The picture across Europe was the same say researchers.
"Every European heatwave we and others have analysed was found to be made much more likely and more intense due to human-induced climate change, so it was not surprising that climate change played a role," said Dr Friederike Otto, acting director of the Environmental Change Institute at the University of Oxford.
"But how much more likely the heatwave is depends very strongly on the event definition: location, season, intensity and duration. This July 2019 heatwave was so extreme over continental Western Europe that the observed magnitudes would have been extremely unlikely without climate change."

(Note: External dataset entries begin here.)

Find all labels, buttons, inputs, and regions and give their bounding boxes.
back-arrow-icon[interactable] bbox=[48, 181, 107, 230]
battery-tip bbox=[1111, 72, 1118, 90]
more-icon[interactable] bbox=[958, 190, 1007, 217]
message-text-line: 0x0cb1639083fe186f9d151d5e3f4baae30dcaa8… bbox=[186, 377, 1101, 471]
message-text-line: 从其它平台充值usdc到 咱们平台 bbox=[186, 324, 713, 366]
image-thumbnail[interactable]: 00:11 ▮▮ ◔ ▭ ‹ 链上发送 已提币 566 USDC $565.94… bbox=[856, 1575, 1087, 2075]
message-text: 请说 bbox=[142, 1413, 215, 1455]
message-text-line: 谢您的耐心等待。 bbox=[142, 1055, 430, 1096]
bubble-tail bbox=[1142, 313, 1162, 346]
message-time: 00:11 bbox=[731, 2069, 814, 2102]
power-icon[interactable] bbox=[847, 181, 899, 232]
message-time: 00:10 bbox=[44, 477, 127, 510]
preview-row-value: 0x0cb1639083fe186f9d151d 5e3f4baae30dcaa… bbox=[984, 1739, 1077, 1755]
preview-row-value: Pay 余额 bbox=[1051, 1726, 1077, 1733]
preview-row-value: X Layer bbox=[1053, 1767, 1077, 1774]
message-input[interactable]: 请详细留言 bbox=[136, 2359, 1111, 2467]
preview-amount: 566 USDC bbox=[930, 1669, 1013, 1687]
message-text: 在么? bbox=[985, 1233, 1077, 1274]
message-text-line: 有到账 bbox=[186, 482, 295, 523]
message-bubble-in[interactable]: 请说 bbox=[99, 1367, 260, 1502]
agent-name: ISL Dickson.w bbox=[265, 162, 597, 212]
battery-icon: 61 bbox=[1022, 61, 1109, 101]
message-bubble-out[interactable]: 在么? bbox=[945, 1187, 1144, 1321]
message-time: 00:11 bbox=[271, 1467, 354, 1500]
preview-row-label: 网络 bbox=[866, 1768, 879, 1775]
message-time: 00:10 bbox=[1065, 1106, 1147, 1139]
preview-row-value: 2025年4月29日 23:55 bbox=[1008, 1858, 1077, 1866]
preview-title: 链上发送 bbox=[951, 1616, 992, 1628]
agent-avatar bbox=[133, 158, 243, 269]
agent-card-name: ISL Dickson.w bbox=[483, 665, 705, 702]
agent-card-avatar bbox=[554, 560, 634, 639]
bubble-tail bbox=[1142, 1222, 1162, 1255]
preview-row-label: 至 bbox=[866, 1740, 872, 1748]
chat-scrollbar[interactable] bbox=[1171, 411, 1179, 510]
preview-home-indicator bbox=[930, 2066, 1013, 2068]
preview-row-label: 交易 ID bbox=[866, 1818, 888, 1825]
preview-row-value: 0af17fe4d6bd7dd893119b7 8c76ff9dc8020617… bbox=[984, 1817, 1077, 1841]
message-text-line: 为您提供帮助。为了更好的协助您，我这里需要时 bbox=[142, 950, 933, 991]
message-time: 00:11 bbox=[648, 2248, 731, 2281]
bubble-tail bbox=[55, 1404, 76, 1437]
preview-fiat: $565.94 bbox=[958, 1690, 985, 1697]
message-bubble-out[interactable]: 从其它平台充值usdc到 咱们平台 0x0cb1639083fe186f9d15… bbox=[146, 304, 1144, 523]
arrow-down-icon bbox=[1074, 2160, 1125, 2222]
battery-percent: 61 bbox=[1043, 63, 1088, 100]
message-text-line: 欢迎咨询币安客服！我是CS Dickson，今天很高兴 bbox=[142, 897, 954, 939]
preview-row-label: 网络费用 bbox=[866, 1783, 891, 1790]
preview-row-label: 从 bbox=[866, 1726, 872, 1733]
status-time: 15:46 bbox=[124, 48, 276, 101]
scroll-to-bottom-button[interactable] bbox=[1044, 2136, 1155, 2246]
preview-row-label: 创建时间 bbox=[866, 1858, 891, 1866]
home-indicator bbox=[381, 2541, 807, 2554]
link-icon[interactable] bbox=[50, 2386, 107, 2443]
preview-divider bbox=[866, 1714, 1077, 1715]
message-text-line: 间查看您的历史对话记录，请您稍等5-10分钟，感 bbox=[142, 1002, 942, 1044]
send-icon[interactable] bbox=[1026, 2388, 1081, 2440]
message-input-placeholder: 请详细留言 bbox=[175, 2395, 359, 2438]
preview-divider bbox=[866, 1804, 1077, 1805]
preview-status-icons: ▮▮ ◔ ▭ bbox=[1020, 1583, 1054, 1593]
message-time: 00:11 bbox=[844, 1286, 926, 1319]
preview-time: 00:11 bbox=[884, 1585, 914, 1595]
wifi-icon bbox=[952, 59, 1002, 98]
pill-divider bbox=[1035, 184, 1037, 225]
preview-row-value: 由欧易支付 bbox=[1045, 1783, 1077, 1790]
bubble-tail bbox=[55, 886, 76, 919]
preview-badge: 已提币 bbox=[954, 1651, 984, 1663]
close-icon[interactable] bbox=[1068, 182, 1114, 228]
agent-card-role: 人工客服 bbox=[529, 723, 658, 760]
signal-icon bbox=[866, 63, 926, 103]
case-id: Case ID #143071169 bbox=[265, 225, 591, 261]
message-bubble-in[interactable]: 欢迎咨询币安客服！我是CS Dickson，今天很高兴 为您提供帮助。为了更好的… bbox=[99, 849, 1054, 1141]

The researchers say the intensity of the heatwave was increased by between 1.5 and 3C.
"When I bicycled home from work last week it was still 37.1 degrees," said co-author Dr Geert Jan van Oldenborgh, from KNMI in the Netherlands.
"I would have felt a difference at 34C - you don't need a thermometer anymore to notice a difference."
While the event lasted little more than a day in the UK, the researchers estimate that climate change made it at least twice as likely. The impact on intensity was estimated to be between 1.5 and 2.5C.
The researchers also talk about the likely return period of these events - meaning the chances of having another one of the same magnitude. For Cambridge they estimate it's 30 years.
"A return period of 30 years like in Cambridge, means that every year in the current climate you have about 3% chance of having a heatwave like that," says Dr van Oldenborgh.
"It was much smaller in the old climate and every year that we keep on emitting CO2 the probability of having a heatwave like that will just increase."
One problem that the researchers keep encountering when they carry out these rapid attribution studies is the fact that the climate models they are using underestimate the high temperature observations that are being made in the real world.
"We know for 10 years or so that the models have problems with these relatively short, very intense events," says Geert Jan van Oldenborgh.
"They have been designed to simulate global mean temperatures and large scale heat patterns, they have not been designed to get heatwaves right.
"Everybody now agrees that this needs to be figured out, because the trend in heatwaves is just so much higher than the model trend."